Она подошла к высокому окну и долго смотрела на ярко освещенные институтские корпуса, на лужайки, деревья и кусты. Глубокая ночь, а в свете мощных неоновых светильников все видно как днем. Это похоже на декорации в кино, подумала она. Иллюзия, которая живет лишь мгновенье, чтобы почти сразу кануть в небытие. Все преходяще. Все преходяще. О проклятье, подумала она, если бы не было столь мучительно верить во все, что хочешь внушить себе, лишь бы мертвые, которых ты любишь, не умирали! Но ведь мертвые мертвы. Хотя, конечно, можно любить и мертвых. Однако что с ними, с мертвыми? Что с ними на самом деле? Могут ли они любить тех, кто еще жив? Способны ли они на это?
17
Барски появился после полуночи, когда Норма досматривала последний выпуск теленовостей.
— Мне очень жаль, что я так задержался. Сообщили что-нибудь интересное? — он кивнул на телевизор.
— Перед зданием федерального криминального ведомства в Кельне взорвали автомашину. Убытков на миллион марок с лишним. Введен строжайший контроль на дорогах и вокзалах. Есть сведения, что террористы собираются взорвать промышленные здания, линии электропередач и дворцы правосудия…
— Жить становится веселее с каждым днем.
— Буквально с каждым, — согласилась она. — Это был Том, да?

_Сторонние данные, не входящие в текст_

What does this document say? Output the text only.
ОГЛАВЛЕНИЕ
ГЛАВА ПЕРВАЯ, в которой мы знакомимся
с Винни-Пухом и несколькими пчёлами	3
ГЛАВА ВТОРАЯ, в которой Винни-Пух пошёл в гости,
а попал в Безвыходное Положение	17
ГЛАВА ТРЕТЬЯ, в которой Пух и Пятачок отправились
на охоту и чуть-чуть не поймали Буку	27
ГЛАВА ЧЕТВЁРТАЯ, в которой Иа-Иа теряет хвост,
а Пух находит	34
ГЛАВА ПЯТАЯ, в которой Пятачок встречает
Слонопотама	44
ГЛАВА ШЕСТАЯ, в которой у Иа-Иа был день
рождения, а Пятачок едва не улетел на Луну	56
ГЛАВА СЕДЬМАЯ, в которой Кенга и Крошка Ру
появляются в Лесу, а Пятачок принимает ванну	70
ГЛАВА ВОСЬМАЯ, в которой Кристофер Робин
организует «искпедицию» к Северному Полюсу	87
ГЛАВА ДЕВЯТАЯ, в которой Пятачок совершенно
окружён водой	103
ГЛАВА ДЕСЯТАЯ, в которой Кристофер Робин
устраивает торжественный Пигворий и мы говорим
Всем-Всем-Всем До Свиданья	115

— Да. Но расследование идет своим чередом. Сондерсен со своими людьми остался в Ольсдорфе. Хорошо, что нам не придется хотя бы врать без конца родителям Тома. — Он опустился на стул. — О чем вы сейчас подумали?
Диктор читал прогноз погоды. Норма встала и выключила телевизор.
— О том, например, что иногда жизнь способна все-таки сжалиться над нами. Возьмем случай с Томом: она проявила добросердечие к двум старикам. Однако подобное добросердечие свойственно ей лишь в исключительных случаях. А почему, собственно? Почему только в исключительных, а не чаще? Почему бы ей не быть добросердечной вообще, всегда?
Он откинулся на спинку стула и поднял голову, и она заметила темные круги у него под глазами.
— Какое тягостное впечатление произвело на всех это вечернее совещание, правда?
— Избежать его было нельзя.
— Фрау Десмонд…
— Да?
— Я наблюдал за вами. Вы подумали, что и я могу оказаться предателем. Подумали или нет?
— Да, — сказала Норма.
— Вы считаете, что я постоянно обманывал вас?
— Это мне неизвестно. Если вы замешаны в предательстве, вы никогда в этом не признались бы.
— Я не предатель, фрау Десмонд. Вы мне верите?
— Недавно сюда позвонил Алвин Вестен. Из Москвы. Он задержится там еще на несколько дней, а потом вылетит в Нью-Йорк. Двадцать четвертого сентября собирается быть в Берлине. Наверное, у него важные дела.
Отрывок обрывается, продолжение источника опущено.